No. Una etiqueta in-mold se funde con la pared mientras el envase se moldea por inyección o soplado, así que solo funciona en envases de plástico formados en la propia planta. El vidrio, el metal y cualquier envase que llega ya fabricado requieren una manga retráctil, que se desliza sobre un envase terminado de cualquier material una vez moldeado.
Para una tirada corta o una primera producción, ¿qué sale más económico: la manga retráctil o la etiqueta in-mold?
La manga retráctil, con diferencia. Su utillaje es solo una nueva bobina impresa, así que un diseño nuevo o una tirada corta no implican ningún desembolso de capital.

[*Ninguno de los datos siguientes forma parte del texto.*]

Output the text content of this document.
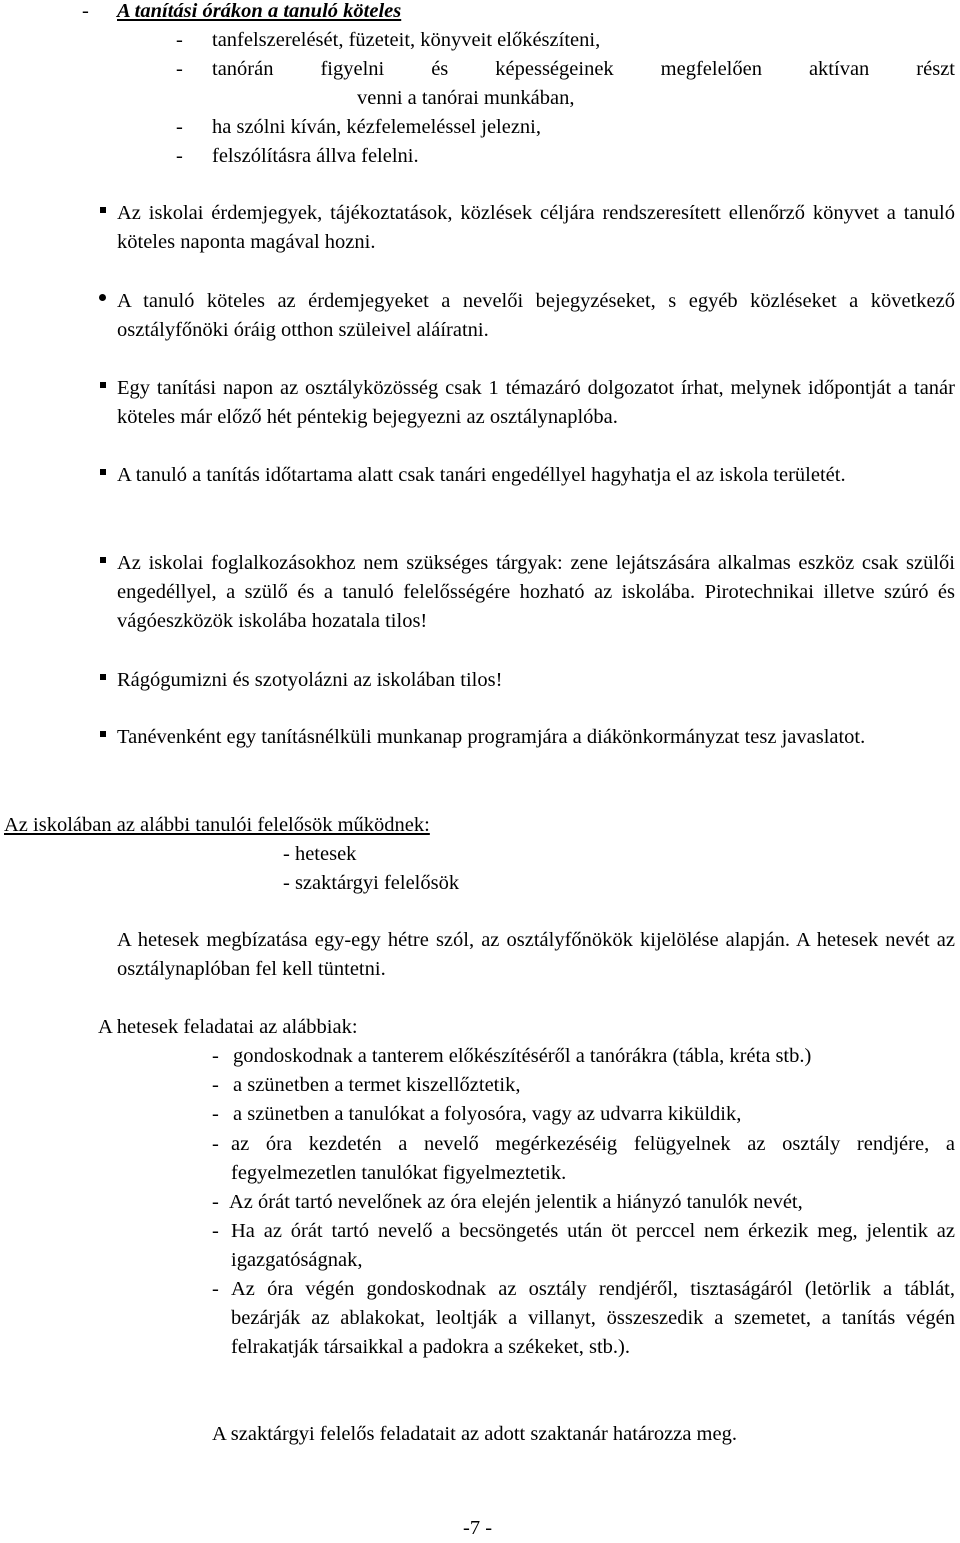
- A tanítási órákon a tanuló köteles
- tanfelszerelését, füzeteit, könyveit előkészíteni,
- tanórán figyelni és képességeinek megfelelően aktívan részt
venni a tanórai munkában,
- ha szólni kíván, kézfelemeléssel jelezni,
- felszólításra állva felelni.
Az iskolai érdemjegyek, tájékoztatások, közlések céljára rendszeresített ellenőrző könyvet a tanuló köteles naponta magával hozni.
A tanuló köteles az érdemjegyeket a nevelői bejegyzéseket, s egyéb közléseket a következő osztályfőnöki óráig otthon szüleivel aláíratni.
Egy tanítási napon az osztályközösség csak 1 témazáró dolgozatot írhat, melynek időpontját a tanár köteles már előző hét péntekig bejegyezni az osztálynaplóba.
A tanuló a tanítás időtartama alatt csak tanári engedéllyel hagyhatja el az iskola területét.
Az iskolai foglalkozásokhoz nem szükséges tárgyak: zene lejátszására alkalmas eszköz csak szülői engedéllyel, a szülő és a tanuló felelősségére hozható az iskolába. Pirotechnikai illetve szúró és vágóeszközök iskolába hozatala tilos!
Rágógumizni és szotyolázni az iskolában tilos!
Tanévenként egy tanításnélküli munkanap programjára a diákönkormányzat tesz javaslatot.
Az iskolában az alábbi tanulói felelősök működnek:
- hetesek
- szaktárgyi felelősök
A hetesek megbízatása egy-egy hétre szól, az osztályfőnökök kijelölése alapján. A hetesek nevét az osztálynaplóban fel kell tüntetni.
A hetesek feladatai az alábbiak:
- gondoskodnak a tanterem előkészítéséről a tanórákra (tábla, kréta stb.)
- a szünetben a termet kiszellőztetik,
- a szünetben a tanulókat a folyosóra, vagy az udvarra kiküldik,
- az óra kezdetén a nevelő megérkezéséig felügyelnek az osztály rendjére, a fegyelmezetlen tanulókat figyelmeztetik.
- Az órát tartó nevelőnek az óra elején jelentik a hiányzó tanulók nevét,
- Ha az órát tartó nevelő a becsöngetés után öt perccel nem érkezik meg, jelentik az igazgatóságnak,
- Az óra végén gondoskodnak az osztály rendjéről, tisztaságáról (letörlik a táblát, bezárják az ablakokat, leoltják a villanyt, összeszedik a szemetet, a tanítás végén felrakatják társaikkal a padokra a székeket, stb.).
A szaktárgyi felelős feladatait az adott szaktanár határozza meg.
-7 -
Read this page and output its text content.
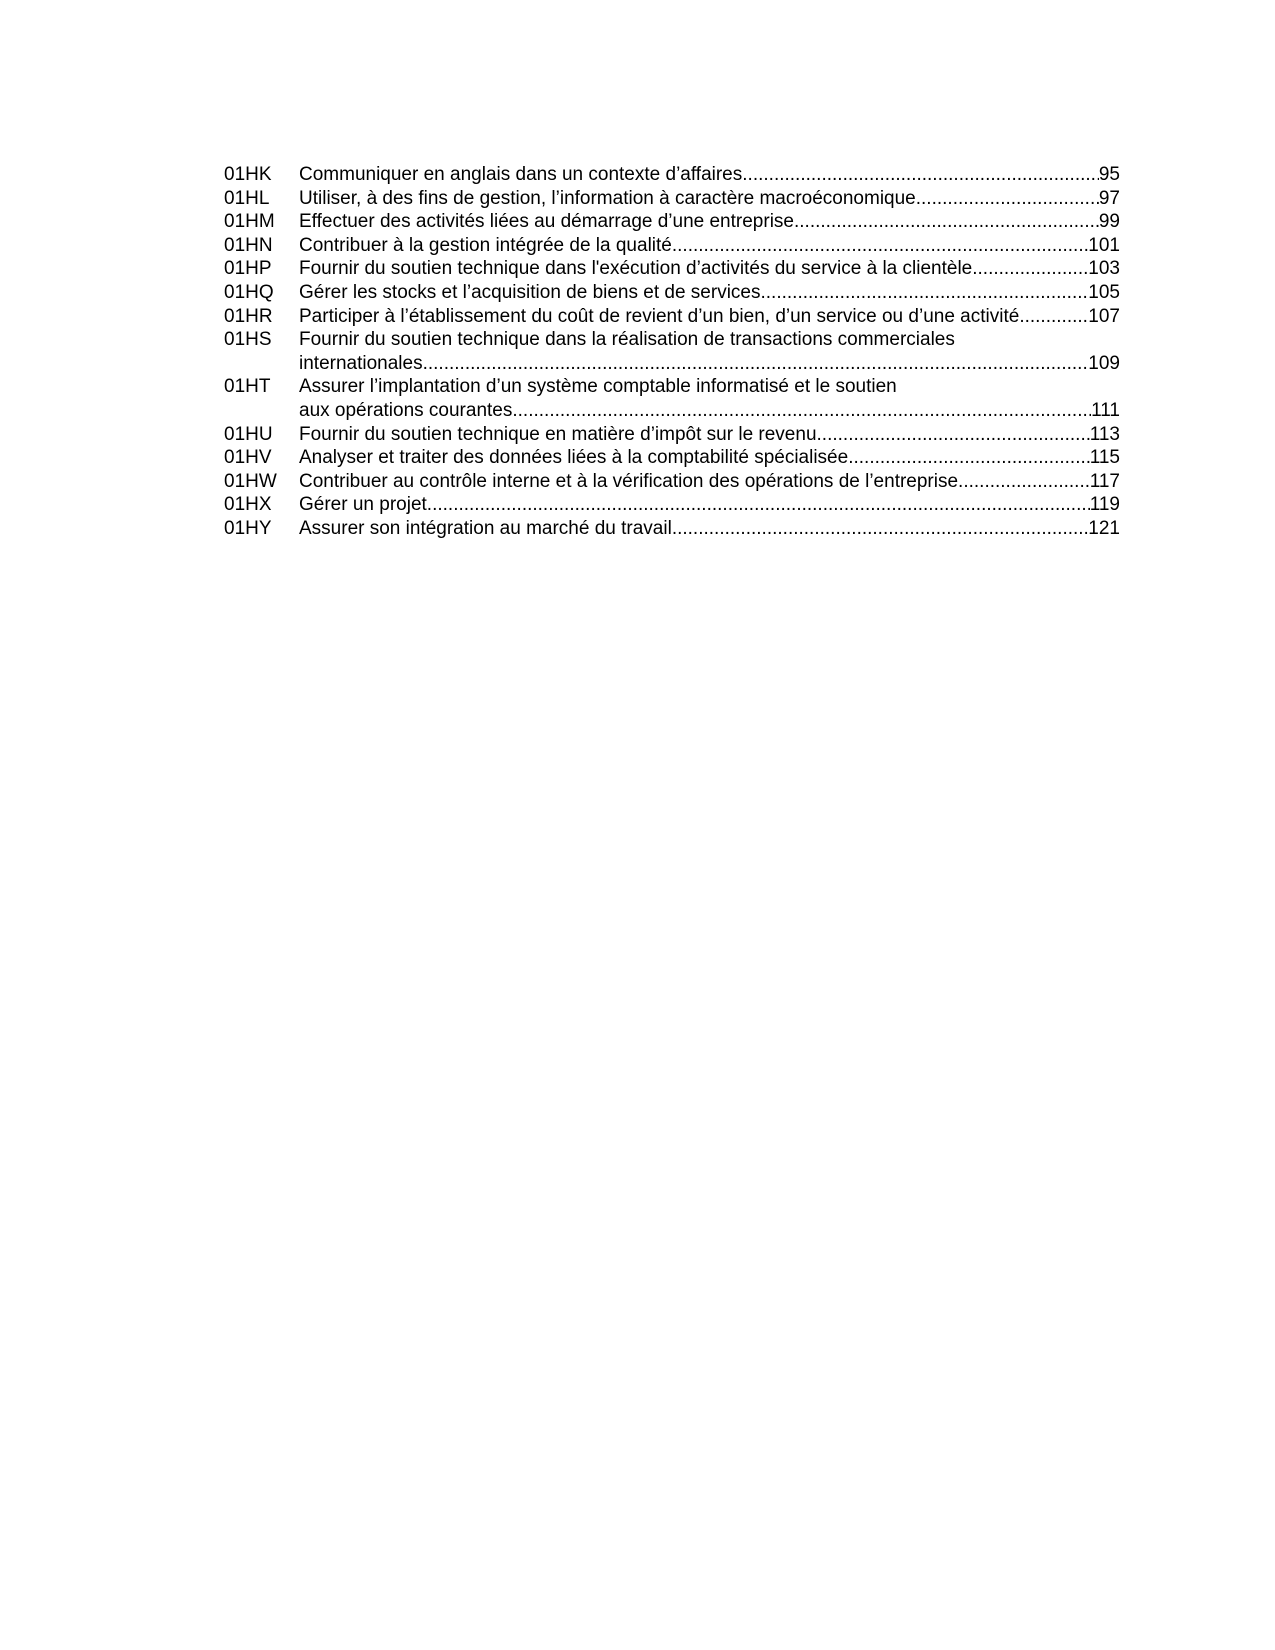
01HK	Communiquer en anglais dans un contexte d’affaires .....	95
01HL	Utiliser, à des fins de gestion, l’information à caractère macroéconomique .....	97
01HM	Effectuer des activités liées au démarrage d’une entreprise .....	99
01HN	Contribuer à la gestion intégrée de la qualité .....	101
01HP	Fournir du soutien technique dans l'exécution d’activités du service à la clientèle .....	103
01HQ	Gérer les stocks et l’acquisition de biens et de services .....	105
01HR	Participer à l’établissement du coût de revient d’un bien, d’un service ou d’une activité .....	107
01HS	Fournir du soutien technique dans la réalisation de transactions commerciales
internationales .....	109
01HT	Assurer l’implantation d’un système comptable informatisé et le soutien
aux opérations courantes .....	111
01HU	Fournir du soutien technique en matière d’impôt sur le revenu .....	113
01HV	Analyser et traiter des données liées à la comptabilité spécialisée .....	115
01HW	Contribuer au contrôle interne et à la vérification des opérations de l’entreprise .....	117
01HX	Gérer un projet .....	119
01HY	Assurer son intégration au marché du travail .....	121
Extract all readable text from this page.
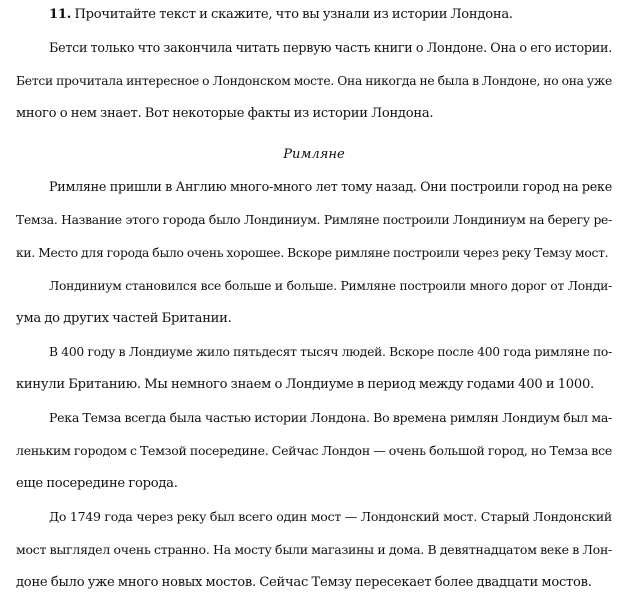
11. Прочитайте текст и скажите, что вы узнали из истории Лондона.
Бетси только что закончила читать первую часть книги о Лондоне. Она о его истории.
Бетси прочитала интересное о Лондонском мосте. Она никогда не была в Лондоне, но она уже
много о нем знает. Вот некоторые факты из истории Лондона.
Римляне
Римляне пришли в Англию много-много лет тому назад. Они построили город на реке
Темза. Название этого города было Лондиниум. Римляне построили Лондиниум на берегу ре-
ки. Место для города было очень хорошее. Вскоре римляне построили через реку Темзу мост.
Лондиниум становился все больше и больше. Римляне построили много дорог от Лонди-
ума до других частей Британии.
В 400 году в Лондиуме жило пятьдесят тысяч людей. Вскоре после 400 года римляне по-
кинули Британию. Мы немного знаем о Лондиуме в период между годами 400 и 1000.
Река Темза всегда была частью истории Лондона. Во времена римлян Лондиум был ма-
леньким городом с Темзой посередине. Сейчас Лондон — очень большой город, но Темза все
еще посередине города.
До 1749 года через реку был всего один мост — Лондонский мост. Старый Лондонский
мост выглядел очень странно. На мосту были магазины и дома. В девятнадцатом веке в Лон-
доне было уже много новых мостов. Сейчас Темзу пересекает более двадцати мостов.
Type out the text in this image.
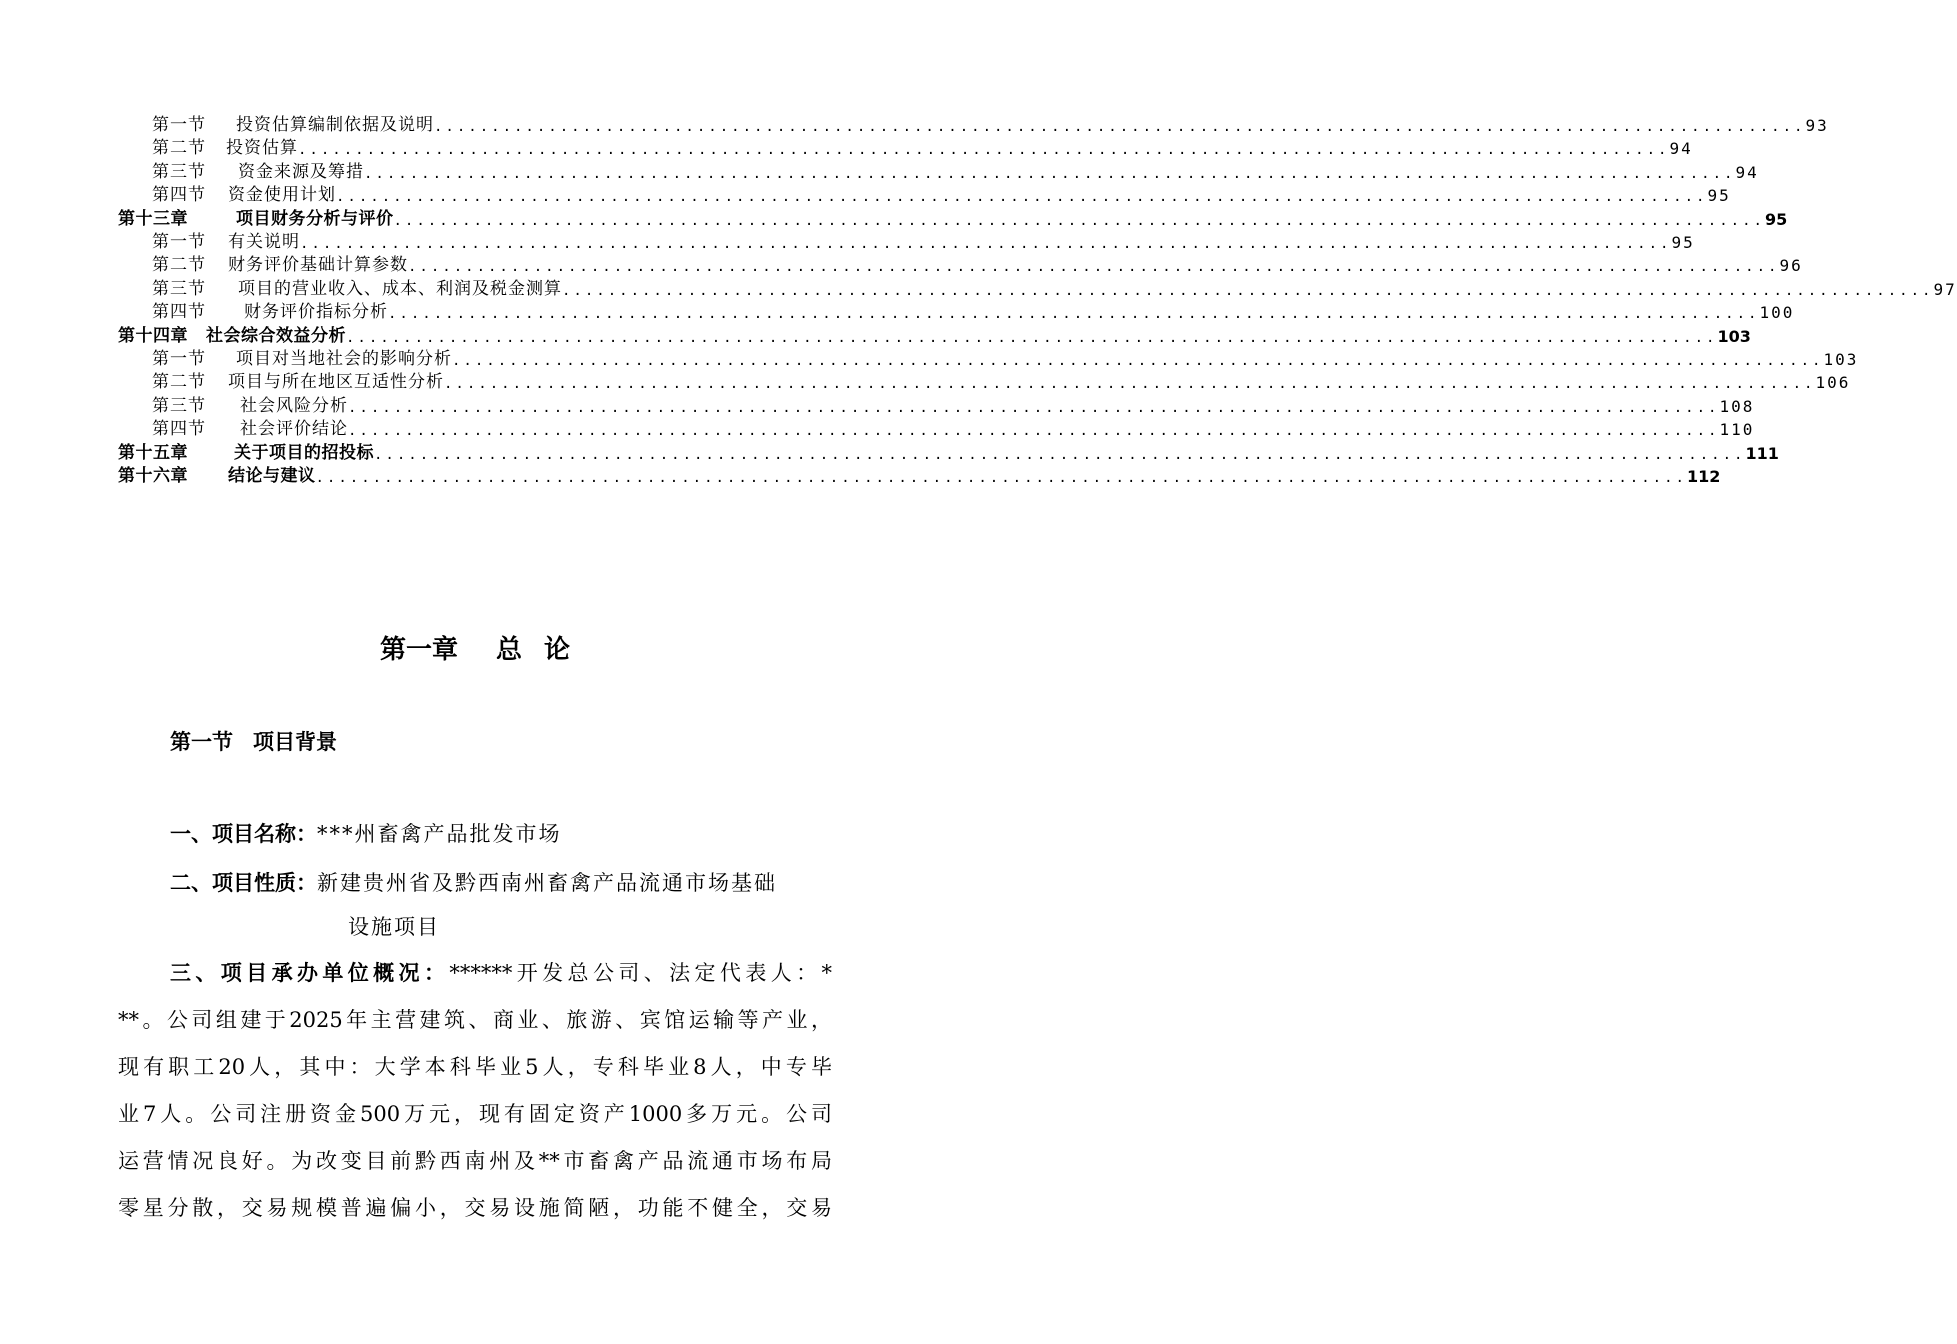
第一节 投资估算编制依据及说明 ........................................................................................................................ 93
第二节 投资估算 ........................................................................................................................ 94
第三节 资金来源及筹措 ........................................................................................................................ 94
第四节 资金使用计划 ........................................................................................................................ 95
第十三章	项目财务分析与评价 ........................................................................................................................ 95
第一节 有关说明 ........................................................................................................................ 95
第二节 财务评价基础计算参数 ........................................................................................................................ 96
第三节 项目的营业收入、成本、利润及税金测算 ........................................................................................................................ 97
第四节 财务评价指标分析 ........................................................................................................................ 100
第十四章 社会综合效益分析 ........................................................................................................................ 103
第一节 项目对当地社会的影响分析 ........................................................................................................................ 103
第二节 项目与所在地区互适性分析 ........................................................................................................................ 106
第三节 社会风险分析 ........................................................................................................................ 108
第四节 社会评价结论 ........................................................................................................................ 110
第十五章	关于项目的招投标 ........................................................................................................................ 111
第十六章 结论与建议 ........................................................................................................................ 112
第一章 总 论
第一节 项目背景
一、项目名称：***州畜禽产品批发市场
二、项目性质：新建贵州省及黔西南州畜禽产品流通市场基础
设施项目
三、项目承办单位概况：******开发总公司、法定代表人：*
**。公司组建于2025年主营建筑、商业、旅游、宾馆运输等产业，
现有职工20人，其中：大学本科毕业5人，专科毕业8人，中专毕
业7人。公司注册资金500万元，现有固定资产1000多万元。公司
运营情况良好。为改变目前黔西南州及**市畜禽产品流通市场布局
零星分散，交易规模普遍偏小，交易设施简陋，功能不健全，交易
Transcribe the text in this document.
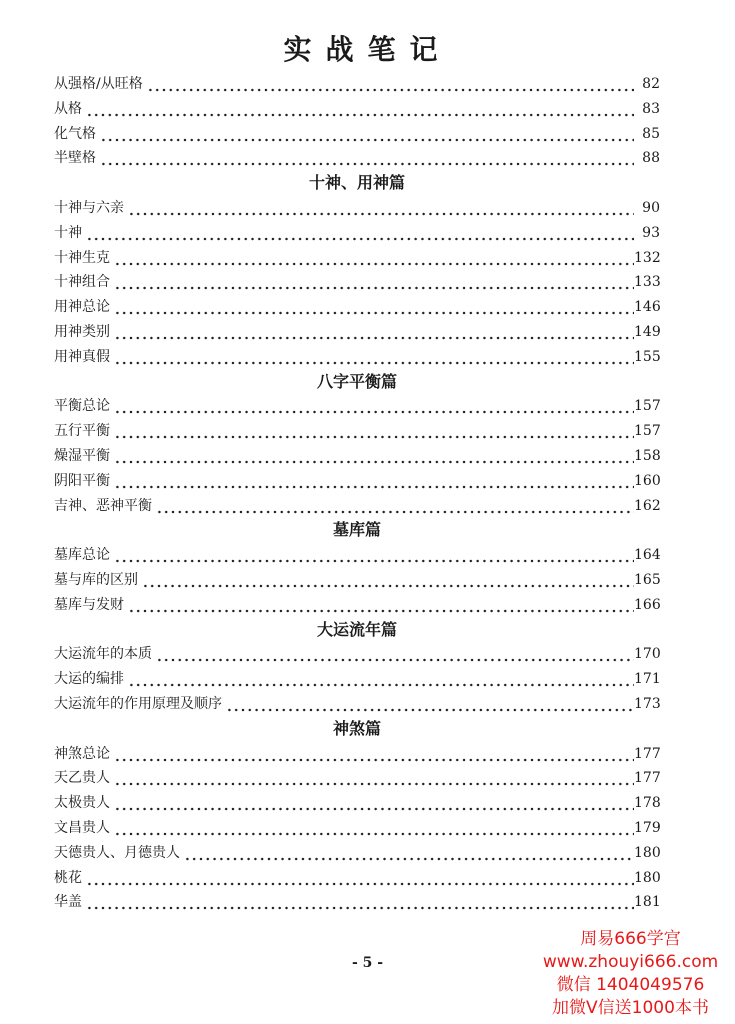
实战笔记
从强格/从旺格	82
从格	83
化气格	85
半壁格	88
十神、用神篇
十神与六亲	90
十神	93
十神生克	132
十神组合	133
用神总论	146
用神类别	149
用神真假	155
八字平衡篇
平衡总论	157
五行平衡	157
燥湿平衡	158
阴阳平衡	160
吉神、恶神平衡	162
墓库篇
墓库总论	164
墓与库的区别	165
墓库与发财	166
大运流年篇
大运流年的本质	170
大运的编排	171
大运流年的作用原理及顺序	173
神煞篇
神煞总论	177
天乙贵人	177
太极贵人	178
文昌贵人	179
天德贵人、月德贵人	180
桃花	180
华盖	181
- 5 -
周易666学宫
www.zhouyi666.com
微信 1404049576
加微V信送1000本书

El etiquetado in-mold necesita moldes a medida y robótica de colocación cuyo coste fijo solo se diluye en la cifra por pieza cuando un mismo envase se produce en grandes volúmenes recurrentes.
¿Es una etiqueta in-mold más reciclable que una manga retráctil?
Cuando la etiqueta y el envase comparten un mismo polímero —una etiqueta de polipropileno en un envase de polipropileno—, el envase es un solo material y se recicla de forma limpia, algo que una manga de polímero distinto no iguala por sí sola. Una manga solo se pone a la par cuando un film de PET cristalizable mantiene la etiqueta junto a la botella en el flujo de PET.
¿Ofrece una etiqueta in-mold una decoración de 360 grados completa, como una manga retráctil?
Dentro de la forma que el molde puede reproducir, el gráfico cubre la pared sin costura. Pero una etiqueta plana tiene que apoyarse contra la cavidad antes de que llegue la resina, así que los cuerpos muy esculpidos o de curvatura compuesta quedan fuera de su alcance. Una manga retráctil se contrae sobre esos contornos, y por eso los envases con cintura o irregulares quedan por defecto para la manga.
¿Por qué una etiqueta in-mold resiste mejor el rayado que una manga retráctil?
Porque el gráfico está fundido en la pared del envase, sin nada que sobresalga de la superficie para desgastarse o levantarse, mientras que una manga es un film impreso por fuera del envase. Una manga impresa por el reverso protege su tinta en la cara interior, pero el propio film todavía puede rayarse durante el transporte y la manipulación.